FAUT-IL PRÉFÉRER LES FÊTES DES SAINTS ?

Ez 43, 1-7 ; Jn 10, 22-30
Dédicace de la cathédrale St Sauveur - (7 août 2001)
Homélie du Frère Christophe LEBLANC

 

H

ier soir aux vigiles, je regardais l'assemblée, et je me disais que le texte qu'on aurait dû proposer pour célébrer la dédicace de la ca­thédrale n'était pas ce texte admirable que nous ve­nons de lire dans l'évangile selon saint Jean, mais un autre évangile où un Maître heureux veut inviter des amis à son banquet, il envoie son serviteur, le servi­teur rencontre les amis et tous les gens lui disent: "ex­cuse-nous, nous avons autre chose à faire, nous avons un champ à visiter, un bœuf à essayer, une voiture, le cinéma, la famille, que sais-je encore ..." C'est comme ça que nous nous sommes retrouvés à trois personnes dans l'assemblée, quelques frères, quelques personnes à la schola, pour célébrer la plus grande fête du dio­cèse, la plus grande fête qui devrait faire amener tout le peuple chrétien dans les églises, nous nous sommes retrouvés si peu nombreux !

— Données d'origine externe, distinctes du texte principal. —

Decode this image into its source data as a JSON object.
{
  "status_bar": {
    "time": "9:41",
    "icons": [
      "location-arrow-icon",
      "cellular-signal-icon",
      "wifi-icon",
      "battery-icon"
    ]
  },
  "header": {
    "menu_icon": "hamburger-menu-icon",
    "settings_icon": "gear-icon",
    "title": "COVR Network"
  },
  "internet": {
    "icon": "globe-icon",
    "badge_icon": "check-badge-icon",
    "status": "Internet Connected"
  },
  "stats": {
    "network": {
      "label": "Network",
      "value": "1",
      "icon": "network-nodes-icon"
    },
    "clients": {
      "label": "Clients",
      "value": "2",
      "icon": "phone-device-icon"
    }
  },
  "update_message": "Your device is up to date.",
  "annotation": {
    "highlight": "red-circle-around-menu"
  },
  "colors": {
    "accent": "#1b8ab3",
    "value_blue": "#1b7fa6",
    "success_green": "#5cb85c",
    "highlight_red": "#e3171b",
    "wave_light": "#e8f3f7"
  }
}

Je me suis posé la question, bien sûr, nous avons tous toujours de bonnes raisons pour ne pas pouvoir venir aux vigiles, ou à la messe, mais la question plus profonde rejoint la fête des saints. Qu'est-ce qui fait que très souvent nous avons plutôt envie de venir aux fêtes des saints, nous allons peut-être tout faire pour arranger notre soirée, pour la libé­rer, et puis, nous allons laisser passer des fêtes comme celle de la dédicace de cathédrale du diocèse. Et j'ai repensé à une figure, j'anticipe un peu, c'est celle de saint Dominique, c'est pour demain, une figure que j'ai vu il y a quelques semaines à la chapelle de Vence, chez les sœurs dominicaines, où l'on voit un homme, de haute stature, en habit, un ovale à la place du visage, mais sans traits dessinés. Je dois vous avouer que quand je l'ai vu la première fois, j'ai eu un choc, et cela m'a même dérangé. Généralement, ce qu'on aime chez les saints, l'œil qui pétille, ou ce re­gard lointain, ou lumineux. Or, dans ce saint Domini­que, il n'y avait aucun visage. Je me suis dit, le pro­blème de la fête de la dédicace de la cathédrale que nous fêtons aujourd'hui, c'est que peut-être nous ne savons pas quel visage y mettre. Pour nous, c'est une fête parmi d'autres, neutre, un diocèse que nous ne connaissons peut-être pas depuis longtemps, des prê­tres, des églises, quelque chose de vague et informe sur lequel nous ne mettons aucun visage, alors que ce qui nous plaît au contraire, dans les saints, c'est de se remémorer leur histoire, leurs aventures, leurs traits caractéristiques, alors que nous ne trouvons pas de caractéristiques à notre diocèse, et par conséquent, prendre un certain plaisir à vénérer saint Ignace, saint Dominique, qui sais-je encore, et puis peut-être traîner les pieds pour venir célébrer la fête du diocèse.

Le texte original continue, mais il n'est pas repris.